Thank you, Merlin. We'll now take one final question from Jonas Kan of Daiwa Capital Markets in Hong Kong. The question is, "How does the group assess the pros and cons of share buyback as a way to deploy capital and reward shareholders?"

Merlin Swire

executive
#24

Well, I was waiting for that question. Look, we've said that -- we've been very clear about this. And I know that many investors will be frustrated that we haven't acted, but I don't think they should be terribly surprised. I've made it very clear that we intend to return back to shareholders primarily through the ordinary dividend and that is the case. And whilst we don't rule out buybacks in principle, if we can't think of better uses for the capital, we prefer to allocate capital towards long-term, high-growth investments in our core businesses. And share buybacks, we consider to be a very short-term use of capital. The issue is that in the industries we're in, many of the investments that we will be pursuing are, generally speaking, quite large, particularly in property, quite lumpy. They take a lot of time to put together and get to the start line and timing is very unpredictable.
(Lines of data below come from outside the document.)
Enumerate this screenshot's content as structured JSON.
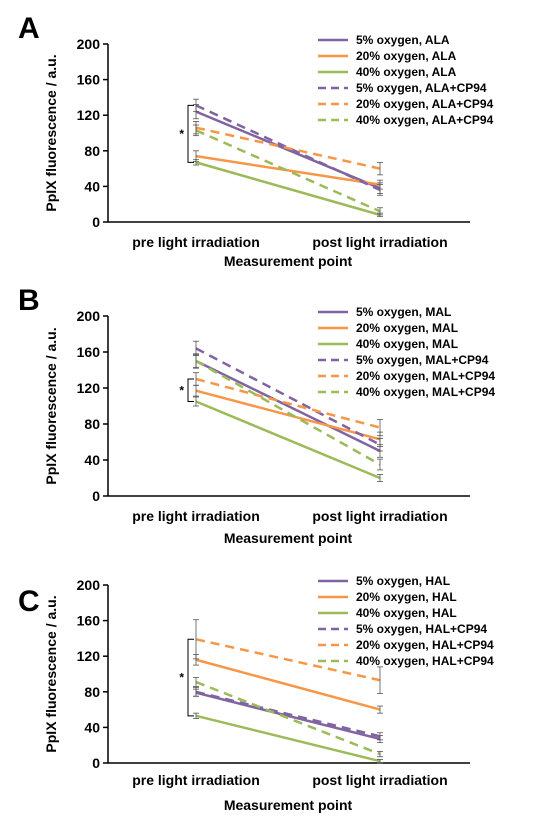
{
  "figure": {
    "colors": {
      "purple": "#8064a2",
      "orange": "#f79646",
      "green": "#9bbb59"
    }
  },
  "chart_data": [
    {
      "panel": "A",
      "type": "line",
      "categories": [
        "pre light irradiation",
        "post light irradiation"
      ],
      "xlabel": "Measurement point",
      "ylabel": "PpIX fluorescence  / a.u.",
      "ylim": [
        0,
        200
      ],
      "yticks": [
        "0",
        "40",
        "80",
        "120",
        "160",
        "200"
      ],
      "legend_position": "top-right",
      "significance": "*",
      "series": [
        {
          "name": "5% oxygen, ALA",
          "values": [
            124,
            38
          ],
          "errors": [
            8,
            6
          ],
          "color": "#8064a2",
          "dash": false
        },
        {
          "name": "20% oxygen, ALA",
          "values": [
            74,
            42
          ],
          "errors": [
            6,
            5
          ],
          "color": "#f79646",
          "dash": false
        },
        {
          "name": "40% oxygen, ALA",
          "values": [
            67,
            8
          ],
          "errors": [
            3,
            2
          ],
          "color": "#9bbb59",
          "dash": false
        },
        {
          "name": "5% oxygen, ALA+CP94",
          "values": [
            131,
            36
          ],
          "errors": [
            7,
            6
          ],
          "color": "#8064a2",
          "dash": true
        },
        {
          "name": "20% oxygen, ALA+CP94",
          "values": [
            106,
            60
          ],
          "errors": [
            7,
            7
          ],
          "color": "#f79646",
          "dash": true
        },
        {
          "name": "40% oxygen, ALA+CP94",
          "values": [
            103,
            12
          ],
          "errors": [
            6,
            4
          ],
          "color": "#9bbb59",
          "dash": true
        }
      ]
    },
    {
      "panel": "B",
      "type": "line",
      "categories": [
        "pre light irradiation",
        "post light irradiation"
      ],
      "xlabel": "Measurement point",
      "ylabel": "PpIX fluorescence  / a.u.",
      "ylim": [
        0,
        200
      ],
      "yticks": [
        "0",
        "40",
        "80",
        "120",
        "160",
        "200"
      ],
      "legend_position": "top-right",
      "significance": "*",
      "series": [
        {
          "name": "5% oxygen, MAL",
          "values": [
            150,
            50
          ],
          "errors": [
            8,
            7
          ],
          "color": "#8064a2",
          "dash": false
        },
        {
          "name": "20% oxygen, MAL",
          "values": [
            117,
            63
          ],
          "errors": [
            6,
            8
          ],
          "color": "#f79646",
          "dash": false
        },
        {
          "name": "40% oxygen, MAL",
          "values": [
            105,
            20
          ],
          "errors": [
            5,
            4
          ],
          "color": "#9bbb59",
          "dash": false
        },
        {
          "name": "5% oxygen, MAL+CP94",
          "values": [
            164,
            57
          ],
          "errors": [
            8,
            7
          ],
          "color": "#8064a2",
          "dash": true
        },
        {
          "name": "20% oxygen, MAL+CP94",
          "values": [
            130,
            76
          ],
          "errors": [
            7,
            9
          ],
          "color": "#f79646",
          "dash": true
        },
        {
          "name": "40% oxygen, MAL+CP94",
          "values": [
            150,
            35
          ],
          "errors": [
            7,
            6
          ],
          "color": "#9bbb59",
          "dash": true
        }
      ]
    },
    {
      "panel": "C",
      "type": "line",
      "categories": [
        "pre light irradiation",
        "post light irradiation"
      ],
      "xlabel": "Measurement point",
      "ylabel": "PpIX fluorescence  / a.u.",
      "ylim": [
        0,
        200
      ],
      "yticks": [
        "0",
        "40",
        "80",
        "120",
        "160",
        "200"
      ],
      "legend_position": "top-right",
      "significance": "*",
      "series": [
        {
          "name": "5% oxygen, HAL",
          "values": [
            79,
            27
          ],
          "errors": [
            4,
            4
          ],
          "color": "#8064a2",
          "dash": false
        },
        {
          "name": "20% oxygen, HAL",
          "values": [
            116,
            60
          ],
          "errors": [
            6,
            4
          ],
          "color": "#f79646",
          "dash": false
        },
        {
          "name": "40% oxygen, HAL",
          "values": [
            53,
            2
          ],
          "errors": [
            3,
            2
          ],
          "color": "#9bbb59",
          "dash": false
        },
        {
          "name": "5% oxygen, HAL+CP94",
          "values": [
            80,
            30
          ],
          "errors": [
            5,
            4
          ],
          "color": "#8064a2",
          "dash": true
        },
        {
          "name": "20% oxygen, HAL+CP94",
          "values": [
            139,
            93
          ],
          "errors": [
            22,
            15
          ],
          "color": "#f79646",
          "dash": true
        },
        {
          "name": "40% oxygen, HAL+CP94",
          "values": [
            91,
            10
          ],
          "errors": [
            5,
            3
          ],
          "color": "#9bbb59",
          "dash": true
        }
      ]
    }
  ]
}
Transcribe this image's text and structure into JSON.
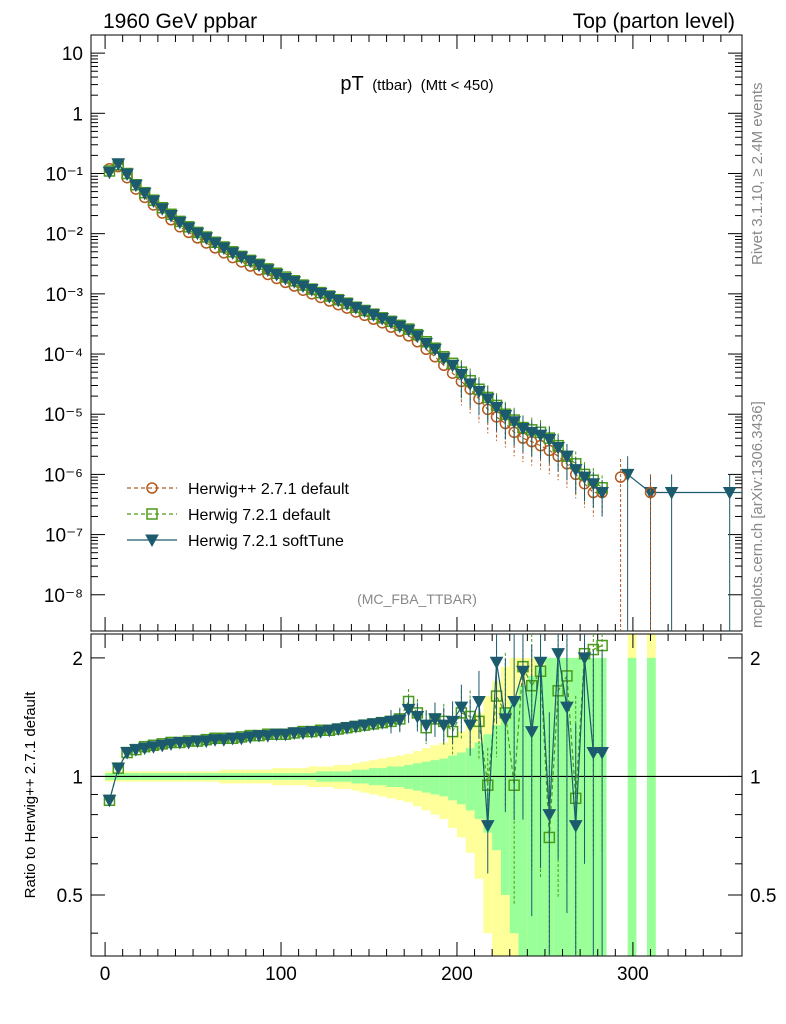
{
  "header": {
    "left": "1960 GeV ppbar",
    "right": "Top (parton level)"
  },
  "side": {
    "rivet": "Rivet 3.1.10, ≥ 2.4M events",
    "mcplots": "mcplots.cern.ch [arXiv:1306.3436]"
  },
  "chart_data": {
    "type": "line",
    "title": "pT",
    "title_small": "(ttbar)",
    "title_cut": "(Mtt < 450)",
    "watermark": "(MC_FBA_TTBAR)",
    "ylabel_ratio": "Ratio to Herwig++ 2.7.1 default",
    "x_range": [
      -8,
      362
    ],
    "y_range_log": [
      2.5e-09,
      20
    ],
    "ratio_range": [
      0.35,
      2.3
    ],
    "x_ticks": [
      "0",
      "100",
      "200",
      "300"
    ],
    "y_ticks": [
      "10",
      "1",
      "10⁻¹",
      "10⁻²",
      "10⁻³",
      "10⁻⁴",
      "10⁻⁵",
      "10⁻⁶",
      "10⁻⁷",
      "10⁻⁸"
    ],
    "ratio_ticks": [
      "0.5",
      "1",
      "2"
    ],
    "legend": [
      {
        "name": "Herwig++ 2.7.1 default",
        "color": "#b35a1f",
        "marker": "circle",
        "dash": true
      },
      {
        "name": "Herwig 7.2.1 default",
        "color": "#4c9a1a",
        "marker": "square",
        "dash": true
      },
      {
        "name": "Herwig 7.2.1 softTune",
        "color": "#1c5b6e",
        "marker": "triangle-down",
        "dash": false
      }
    ],
    "x": [
      2.5,
      7.5,
      12.5,
      17.5,
      22.5,
      27.5,
      32.5,
      37.5,
      42.5,
      47.5,
      52.5,
      57.5,
      62.5,
      67.5,
      72.5,
      77.5,
      82.5,
      87.5,
      92.5,
      97.5,
      102.5,
      107.5,
      112.5,
      117.5,
      122.5,
      127.5,
      132.5,
      137.5,
      142.5,
      147.5,
      152.5,
      157.5,
      162.5,
      167.5,
      172.5,
      177.5,
      182.5,
      187.5,
      192.5,
      197.5,
      202.5,
      207.5,
      212.5,
      217.5,
      222.5,
      227.5,
      232.5,
      237.5,
      242.5,
      247.5,
      252.5,
      257.5,
      262.5,
      267.5,
      272.5,
      277.5,
      282.5
    ],
    "series": [
      {
        "name": "Herwig++ 2.7.1 default",
        "values": [
          0.12,
          0.13,
          0.085,
          0.055,
          0.04,
          0.03,
          0.022,
          0.017,
          0.013,
          0.0105,
          0.0085,
          0.007,
          0.0058,
          0.0048,
          0.004,
          0.0034,
          0.0029,
          0.0025,
          0.0021,
          0.0018,
          0.00155,
          0.00135,
          0.00115,
          0.001,
          0.00087,
          0.00076,
          0.00066,
          0.00058,
          0.0005,
          0.00044,
          0.00038,
          0.00033,
          0.00028,
          0.00024,
          0.0002,
          0.00016,
          0.00012,
          9e-05,
          6.5e-05,
          4.8e-05,
          3.5e-05,
          2.6e-05,
          1.8e-05,
          1.2e-05,
          9e-06,
          7e-06,
          5e-06,
          4e-06,
          3.5e-06,
          3e-06,
          2.5e-06,
          2e-06,
          1.5e-06,
          1e-06,
          7e-07,
          5e-07,
          5e-07
        ]
      },
      {
        "name": "Herwig 7.2.1 default",
        "values": [
          0.11,
          0.14,
          0.1,
          0.065,
          0.048,
          0.036,
          0.027,
          0.021,
          0.016,
          0.013,
          0.0105,
          0.0088,
          0.0072,
          0.006,
          0.005,
          0.0042,
          0.0036,
          0.0031,
          0.0026,
          0.0022,
          0.0019,
          0.00165,
          0.0014,
          0.0012,
          0.00105,
          0.00092,
          0.0008,
          0.0007,
          0.0006,
          0.00053,
          0.00046,
          0.0004,
          0.00035,
          0.0003,
          0.00026,
          0.00021,
          0.00016,
          0.000125,
          9e-05,
          7e-05,
          5e-05,
          3.6e-05,
          2.6e-05,
          1.9e-05,
          1.4e-05,
          1e-05,
          8e-06,
          6e-06,
          5.5e-06,
          5e-06,
          4e-06,
          3e-06,
          2e-06,
          1.5e-06,
          1e-06,
          8e-07,
          6e-07
        ]
      },
      {
        "name": "Herwig 7.2.1 softTune",
        "values": [
          0.105,
          0.145,
          0.098,
          0.064,
          0.047,
          0.035,
          0.026,
          0.02,
          0.0155,
          0.0125,
          0.0102,
          0.0085,
          0.007,
          0.0058,
          0.0048,
          0.0041,
          0.0035,
          0.003,
          0.0025,
          0.0021,
          0.0018,
          0.0016,
          0.00135,
          0.00118,
          0.00102,
          0.0009,
          0.00078,
          0.00068,
          0.00059,
          0.00052,
          0.00045,
          0.00039,
          0.00034,
          0.00029,
          0.00025,
          0.0002,
          0.00015,
          0.00012,
          8.5e-05,
          6.5e-05,
          4.6e-05,
          3.2e-05,
          2.4e-05,
          1.8e-05,
          1.3e-05,
          9.5e-06,
          7.5e-06,
          5.8e-06,
          5e-06,
          4.5e-06,
          3.8e-06,
          2.8e-06,
          2e-06,
          1.2e-06,
          9e-07,
          7e-07,
          5e-07
        ]
      }
    ],
    "ratio_series": [
      {
        "name": "Herwig 7.2.1 default",
        "values": [
          0.87,
          1.05,
          1.15,
          1.17,
          1.19,
          1.2,
          1.21,
          1.22,
          1.22,
          1.23,
          1.23,
          1.24,
          1.25,
          1.25,
          1.25,
          1.26,
          1.27,
          1.27,
          1.28,
          1.28,
          1.28,
          1.29,
          1.3,
          1.3,
          1.31,
          1.31,
          1.32,
          1.33,
          1.34,
          1.35,
          1.36,
          1.37,
          1.38,
          1.4,
          1.55,
          1.45,
          1.33,
          1.4,
          1.38,
          1.3,
          1.45,
          1.42,
          1.38,
          0.95,
          1.6,
          1.45,
          0.95,
          1.9,
          1.7,
          1.85,
          0.7,
          1.65,
          1.8,
          0.88,
          2.05,
          2.1,
          2.15
        ]
      },
      {
        "name": "Herwig 7.2.1 softTune",
        "values": [
          0.87,
          1.05,
          1.15,
          1.17,
          1.18,
          1.19,
          1.2,
          1.21,
          1.22,
          1.22,
          1.23,
          1.23,
          1.24,
          1.24,
          1.25,
          1.25,
          1.26,
          1.27,
          1.27,
          1.28,
          1.28,
          1.29,
          1.29,
          1.3,
          1.3,
          1.31,
          1.32,
          1.33,
          1.34,
          1.35,
          1.36,
          1.37,
          1.38,
          1.39,
          1.48,
          1.42,
          1.35,
          1.4,
          1.35,
          1.38,
          1.5,
          1.35,
          1.55,
          0.75,
          1.95,
          1.4,
          1.55,
          1.85,
          1.3,
          1.95,
          0.8,
          2.05,
          1.5,
          0.75,
          2.0,
          1.15,
          1.15
        ]
      }
    ],
    "band_green": [
      0.02,
      0.02,
      0.02,
      0.02,
      0.02,
      0.02,
      0.02,
      0.02,
      0.02,
      0.02,
      0.02,
      0.02,
      0.02,
      0.02,
      0.02,
      0.02,
      0.02,
      0.02,
      0.02,
      0.02,
      0.02,
      0.02,
      0.02,
      0.02,
      0.03,
      0.03,
      0.03,
      0.03,
      0.04,
      0.04,
      0.05,
      0.05,
      0.06,
      0.06,
      0.07,
      0.08,
      0.09,
      0.1,
      0.11,
      0.13,
      0.15,
      0.18,
      0.22,
      0.28,
      0.35,
      0.5,
      0.6,
      0.7,
      0.8,
      0.9,
      1.0,
      1.0,
      1.0,
      1.0,
      1.0,
      1.0,
      1.0
    ],
    "band_yellow": [
      0.03,
      0.03,
      0.03,
      0.03,
      0.03,
      0.03,
      0.03,
      0.03,
      0.03,
      0.03,
      0.03,
      0.03,
      0.03,
      0.04,
      0.04,
      0.04,
      0.04,
      0.04,
      0.04,
      0.05,
      0.05,
      0.05,
      0.05,
      0.06,
      0.06,
      0.06,
      0.07,
      0.07,
      0.08,
      0.09,
      0.1,
      0.11,
      0.12,
      0.13,
      0.14,
      0.16,
      0.18,
      0.2,
      0.22,
      0.26,
      0.3,
      0.36,
      0.45,
      0.6,
      0.75,
      0.9,
      1.0,
      1.0,
      1.0,
      1.0,
      1.0,
      1.0,
      1.0,
      1.0,
      1.0,
      1.0,
      1.0
    ]
  }
}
And so we need to ensure that capital is available to us when these opportunities arise, so that we can move quickly and be prepared to take on several things at once. And that's effectively our position. And today, we're in an unusual position because I would say 2019 and '20 were 2 years of particularly low investment by the group if you look back over a decade. And that's not because we didn't have the appetite or the confidence to invest, it's just that many of the things we were working on were taking time and COVID obviously didn't help. But I think we're now in a position where I do expect to see accelerated redeployment of capital in the coming year or so. And where we see these high growth, long-term investment opportunities, we'll take them.

Unknown Executive

executive
#25

Thank you, Merlin, and thank you, Michelle. That concludes our Q&A session. Thank you very much all for joining us today. Thank you.

Merlin Swire

executive
#26

Thank you. Thanks, all. Have a nice weekend.